Gov. Mark Dayton accused state Sen. David Hann of taking unilateral action to block $25 million in federal grants aimed at sick, disabled and elderly Minnesotans.

"I think it's disgraceful for anyone to play election politics with people's lives,'' Dayton said Tuesday.

Hann, R-Eden Prairie, who is chairman of the Senate Health and Human Services Committee, said he was merely exercising legislative oversight. He said Dayton's comments were "irrational."

Dayton said Hann, as a member of the Legislative Advisory Commission, which reviews expenditures and grants between Legislative sessions, asked for "further review" of $25 million in federal funds granted to the state over a five-year period.

Among the services in line to be funded were electronic diagnosis reporting for children with cancer and their families; assistance to populations with chronic diseases to reduce their tobacco use and obesity; home-based services for aging veterans; and lower-cost alternatives for people with Alzheimer's disease.

The effect of Hann's letter is to hold up and possibly jeopardize the grants, Dayton said. He said he would resubmit the request under an "urgency" clause to get around Hann's objections.
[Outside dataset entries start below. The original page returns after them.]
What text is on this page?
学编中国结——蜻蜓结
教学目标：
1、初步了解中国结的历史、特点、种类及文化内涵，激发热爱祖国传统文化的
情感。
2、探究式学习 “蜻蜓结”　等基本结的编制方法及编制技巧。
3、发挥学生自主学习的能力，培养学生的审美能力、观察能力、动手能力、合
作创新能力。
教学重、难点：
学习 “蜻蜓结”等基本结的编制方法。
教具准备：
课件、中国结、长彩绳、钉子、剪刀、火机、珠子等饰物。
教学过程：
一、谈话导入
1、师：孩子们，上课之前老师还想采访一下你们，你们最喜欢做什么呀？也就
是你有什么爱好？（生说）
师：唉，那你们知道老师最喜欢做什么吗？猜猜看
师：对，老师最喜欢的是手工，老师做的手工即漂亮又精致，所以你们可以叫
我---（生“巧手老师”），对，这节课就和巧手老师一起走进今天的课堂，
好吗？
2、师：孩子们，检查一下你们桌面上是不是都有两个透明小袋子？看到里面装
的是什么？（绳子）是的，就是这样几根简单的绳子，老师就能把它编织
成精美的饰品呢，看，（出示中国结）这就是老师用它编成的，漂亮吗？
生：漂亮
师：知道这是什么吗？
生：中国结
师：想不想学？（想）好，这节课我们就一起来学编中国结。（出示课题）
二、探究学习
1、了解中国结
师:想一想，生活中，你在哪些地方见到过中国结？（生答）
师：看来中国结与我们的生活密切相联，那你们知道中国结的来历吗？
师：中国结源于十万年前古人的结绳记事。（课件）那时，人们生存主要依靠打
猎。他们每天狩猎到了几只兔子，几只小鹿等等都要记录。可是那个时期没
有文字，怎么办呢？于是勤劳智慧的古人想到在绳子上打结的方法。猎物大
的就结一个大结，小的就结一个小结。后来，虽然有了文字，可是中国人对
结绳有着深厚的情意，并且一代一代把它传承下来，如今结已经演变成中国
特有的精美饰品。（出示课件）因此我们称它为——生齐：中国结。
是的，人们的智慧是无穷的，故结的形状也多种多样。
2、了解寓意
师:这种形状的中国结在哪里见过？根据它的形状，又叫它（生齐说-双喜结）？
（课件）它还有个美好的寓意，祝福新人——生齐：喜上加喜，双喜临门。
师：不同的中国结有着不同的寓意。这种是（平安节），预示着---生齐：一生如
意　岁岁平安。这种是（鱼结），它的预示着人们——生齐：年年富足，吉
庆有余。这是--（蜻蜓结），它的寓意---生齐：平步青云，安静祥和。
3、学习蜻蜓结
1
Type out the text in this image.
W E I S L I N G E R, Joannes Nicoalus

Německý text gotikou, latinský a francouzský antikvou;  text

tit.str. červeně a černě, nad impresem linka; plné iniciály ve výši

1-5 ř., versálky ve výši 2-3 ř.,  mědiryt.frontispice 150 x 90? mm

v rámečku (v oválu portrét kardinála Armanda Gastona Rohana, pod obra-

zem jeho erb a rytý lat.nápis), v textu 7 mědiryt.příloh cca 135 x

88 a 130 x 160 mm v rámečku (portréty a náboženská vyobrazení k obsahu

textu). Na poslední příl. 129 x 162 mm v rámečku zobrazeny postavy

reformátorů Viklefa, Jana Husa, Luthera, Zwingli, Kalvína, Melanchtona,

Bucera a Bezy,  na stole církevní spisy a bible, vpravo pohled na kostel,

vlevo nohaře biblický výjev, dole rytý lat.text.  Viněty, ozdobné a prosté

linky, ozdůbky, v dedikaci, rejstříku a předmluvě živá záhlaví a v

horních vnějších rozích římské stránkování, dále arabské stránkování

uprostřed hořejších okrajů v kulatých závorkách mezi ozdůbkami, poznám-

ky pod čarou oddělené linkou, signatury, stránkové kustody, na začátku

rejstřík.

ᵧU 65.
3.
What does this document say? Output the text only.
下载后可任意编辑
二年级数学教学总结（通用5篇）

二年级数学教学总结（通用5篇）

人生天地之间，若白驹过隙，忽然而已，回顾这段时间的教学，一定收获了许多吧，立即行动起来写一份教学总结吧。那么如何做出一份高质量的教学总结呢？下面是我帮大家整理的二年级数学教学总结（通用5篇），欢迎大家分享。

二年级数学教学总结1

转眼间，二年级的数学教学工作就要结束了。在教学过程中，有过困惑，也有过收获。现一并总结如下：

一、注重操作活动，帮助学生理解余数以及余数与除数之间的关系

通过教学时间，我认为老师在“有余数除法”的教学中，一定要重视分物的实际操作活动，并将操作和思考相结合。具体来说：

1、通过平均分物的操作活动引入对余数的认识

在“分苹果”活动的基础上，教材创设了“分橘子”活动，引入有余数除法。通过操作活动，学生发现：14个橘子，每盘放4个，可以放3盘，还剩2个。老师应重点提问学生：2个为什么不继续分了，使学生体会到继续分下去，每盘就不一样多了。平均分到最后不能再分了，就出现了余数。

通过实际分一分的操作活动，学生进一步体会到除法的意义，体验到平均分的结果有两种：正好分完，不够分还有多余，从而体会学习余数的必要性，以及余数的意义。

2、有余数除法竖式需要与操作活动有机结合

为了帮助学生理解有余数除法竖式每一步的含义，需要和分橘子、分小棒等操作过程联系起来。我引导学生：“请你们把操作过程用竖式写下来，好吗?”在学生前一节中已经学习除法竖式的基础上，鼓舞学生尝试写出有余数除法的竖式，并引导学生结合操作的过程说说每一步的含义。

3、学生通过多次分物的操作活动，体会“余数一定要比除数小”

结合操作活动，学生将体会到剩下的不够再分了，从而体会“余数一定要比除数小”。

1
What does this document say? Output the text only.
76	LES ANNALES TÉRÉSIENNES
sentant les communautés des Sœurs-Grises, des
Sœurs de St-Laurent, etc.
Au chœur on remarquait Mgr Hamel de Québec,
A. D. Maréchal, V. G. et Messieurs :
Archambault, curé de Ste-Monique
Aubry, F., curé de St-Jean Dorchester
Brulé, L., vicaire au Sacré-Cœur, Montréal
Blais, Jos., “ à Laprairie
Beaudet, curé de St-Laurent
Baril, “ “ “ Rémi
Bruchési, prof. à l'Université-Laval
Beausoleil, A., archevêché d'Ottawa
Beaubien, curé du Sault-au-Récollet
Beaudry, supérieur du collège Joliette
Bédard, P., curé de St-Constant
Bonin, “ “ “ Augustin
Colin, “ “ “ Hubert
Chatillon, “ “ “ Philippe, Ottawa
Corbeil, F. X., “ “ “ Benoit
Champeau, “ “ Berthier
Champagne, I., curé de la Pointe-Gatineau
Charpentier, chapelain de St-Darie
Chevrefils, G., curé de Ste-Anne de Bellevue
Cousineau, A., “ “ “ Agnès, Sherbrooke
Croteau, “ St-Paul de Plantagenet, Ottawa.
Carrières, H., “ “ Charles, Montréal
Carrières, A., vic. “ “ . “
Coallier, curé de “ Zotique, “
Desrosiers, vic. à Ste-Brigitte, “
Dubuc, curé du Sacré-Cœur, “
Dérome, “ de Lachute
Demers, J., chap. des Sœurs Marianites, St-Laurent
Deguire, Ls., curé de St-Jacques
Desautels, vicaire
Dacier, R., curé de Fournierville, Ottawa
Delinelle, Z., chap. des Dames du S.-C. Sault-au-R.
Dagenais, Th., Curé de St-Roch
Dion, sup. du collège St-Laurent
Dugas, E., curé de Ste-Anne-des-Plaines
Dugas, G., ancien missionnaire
Dayton called Hann's action an "outrageous abuse of an individual legislator's power.'' He said in the decade that such authority has existed, he knows of no other case where a legislator took such action.

It was not clear that the funds would be stopped or merely delayed from reaching the state. The commissioners of health and human services said the programs to be funded do not create additional expenses or commitments for the state.

Hann put the total value of the grants at $60 million over three years, and said he wants to subject them to further review because the information provided to the Legislature has been vague. He said he is acting within the law and was assured by state officials that his action would affect no direct services to individuals.

He said Dayton's "personal attack" was troubling. "The governor should retract the comments and apologize,'' Hann said, and defended the Legislature's prerogative to scrutinize such grants.